Reconozco ese cuerpo inerte en la banqueta; seco, árido como campo de cuyas tierras la lluvia se ha olvidado; medio muerto, como ese campo que dejó hace tiempo, para buscar según un sueño otras oportunidades en mundo incierto. Ahí veo a Isidro, que yace, cuerpo endeble, y mirada que se apaga, luz que ya se agota, que fluye, como fluía el agua de aquel río insignificante, pero límpido, cerca de la labranza, despejado como el alma del mismo Isidro, río que hoy es solamente adusto camino, tierra que se quiebra, acabada, como el cuerpo de un hombre que hoy yace con la sangre brotándole del vientre, con el alma yéndosele como se fue aquella agua; con la vida que se seca, como se secaron aquellas tierras que dejó lejanas.
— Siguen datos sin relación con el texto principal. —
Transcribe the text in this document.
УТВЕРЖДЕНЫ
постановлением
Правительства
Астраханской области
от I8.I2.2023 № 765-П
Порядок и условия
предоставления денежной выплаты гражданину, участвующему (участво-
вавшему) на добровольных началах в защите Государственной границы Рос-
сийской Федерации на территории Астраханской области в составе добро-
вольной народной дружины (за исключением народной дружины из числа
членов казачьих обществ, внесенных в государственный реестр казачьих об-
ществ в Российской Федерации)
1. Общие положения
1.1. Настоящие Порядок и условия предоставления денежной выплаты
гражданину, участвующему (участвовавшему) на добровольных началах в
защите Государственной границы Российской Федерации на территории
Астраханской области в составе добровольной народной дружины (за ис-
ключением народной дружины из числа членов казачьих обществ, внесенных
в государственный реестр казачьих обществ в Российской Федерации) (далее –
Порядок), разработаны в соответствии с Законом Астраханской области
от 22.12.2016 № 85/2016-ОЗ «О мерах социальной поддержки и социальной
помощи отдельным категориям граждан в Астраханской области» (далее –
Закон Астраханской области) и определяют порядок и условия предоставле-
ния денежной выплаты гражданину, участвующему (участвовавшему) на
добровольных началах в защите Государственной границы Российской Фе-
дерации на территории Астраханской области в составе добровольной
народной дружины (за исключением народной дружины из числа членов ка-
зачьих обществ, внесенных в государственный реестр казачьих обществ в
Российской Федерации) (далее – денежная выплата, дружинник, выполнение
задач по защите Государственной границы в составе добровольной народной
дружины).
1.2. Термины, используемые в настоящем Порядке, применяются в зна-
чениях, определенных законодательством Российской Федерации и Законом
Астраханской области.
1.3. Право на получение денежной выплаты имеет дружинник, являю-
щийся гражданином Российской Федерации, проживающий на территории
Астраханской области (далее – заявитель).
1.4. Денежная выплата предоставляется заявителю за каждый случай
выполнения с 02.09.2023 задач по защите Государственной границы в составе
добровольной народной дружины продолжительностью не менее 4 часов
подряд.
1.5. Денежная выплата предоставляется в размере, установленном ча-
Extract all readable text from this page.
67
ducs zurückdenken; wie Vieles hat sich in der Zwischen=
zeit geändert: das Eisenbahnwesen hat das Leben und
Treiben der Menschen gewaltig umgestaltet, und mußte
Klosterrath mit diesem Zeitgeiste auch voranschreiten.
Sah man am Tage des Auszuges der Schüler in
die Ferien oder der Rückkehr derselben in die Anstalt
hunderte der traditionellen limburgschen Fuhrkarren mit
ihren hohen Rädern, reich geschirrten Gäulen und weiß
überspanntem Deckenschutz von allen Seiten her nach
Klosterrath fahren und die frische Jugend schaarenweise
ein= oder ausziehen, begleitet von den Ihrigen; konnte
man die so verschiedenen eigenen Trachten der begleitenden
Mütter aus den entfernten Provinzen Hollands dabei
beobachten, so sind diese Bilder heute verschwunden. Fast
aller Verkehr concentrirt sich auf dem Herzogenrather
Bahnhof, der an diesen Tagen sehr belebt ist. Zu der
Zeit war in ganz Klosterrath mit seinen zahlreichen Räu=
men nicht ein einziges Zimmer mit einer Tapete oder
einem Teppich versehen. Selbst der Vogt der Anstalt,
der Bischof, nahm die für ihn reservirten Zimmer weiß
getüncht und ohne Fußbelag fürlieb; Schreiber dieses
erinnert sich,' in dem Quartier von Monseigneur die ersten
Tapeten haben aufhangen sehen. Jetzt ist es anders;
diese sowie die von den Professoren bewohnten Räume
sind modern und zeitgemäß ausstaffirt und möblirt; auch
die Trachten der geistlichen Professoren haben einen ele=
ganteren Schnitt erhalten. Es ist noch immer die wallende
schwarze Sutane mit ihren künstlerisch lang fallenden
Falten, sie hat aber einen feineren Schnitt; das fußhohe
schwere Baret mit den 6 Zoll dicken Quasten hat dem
Qué caros cuestan los sueños en las regiones inciertas. Qué barata es la vida, que por unos pesos, le arrebataron de una punzada. Allá en sus tierras, al menos la Nauyaca medio perdonaba, una punzada con la modestia propia de la naturaleza, que duele pero se admite; acá es terrible, acá todo lo truecan por moneda, hasta la sangre y la dignidad. Acá la gente rumia como no rumia ningún otro animal quién sabe qué tantos horrores, y los escupen en las caras de otros, para regocijarse. Y las estrellas, por estos rumbos, no se ven, las luces vacías las opacan. Qué lejos le parecen, a Isidro, el campo y toda su gente, qué lejos los sueños y las promesas de un volver.
Allá en sus tierras, a la Nauyaca se le teme y se le respeta, pues la naturaleza no es mala. Acá, en estas tierras inciertas, hasta lo natural se trueca y la gente parece ser infame por naturaleza; grises sus almas, como sus calles y cielos. La punzada duele pero se admite, y a veces los hay que se escapan, pero de esta, Isidro no se salva.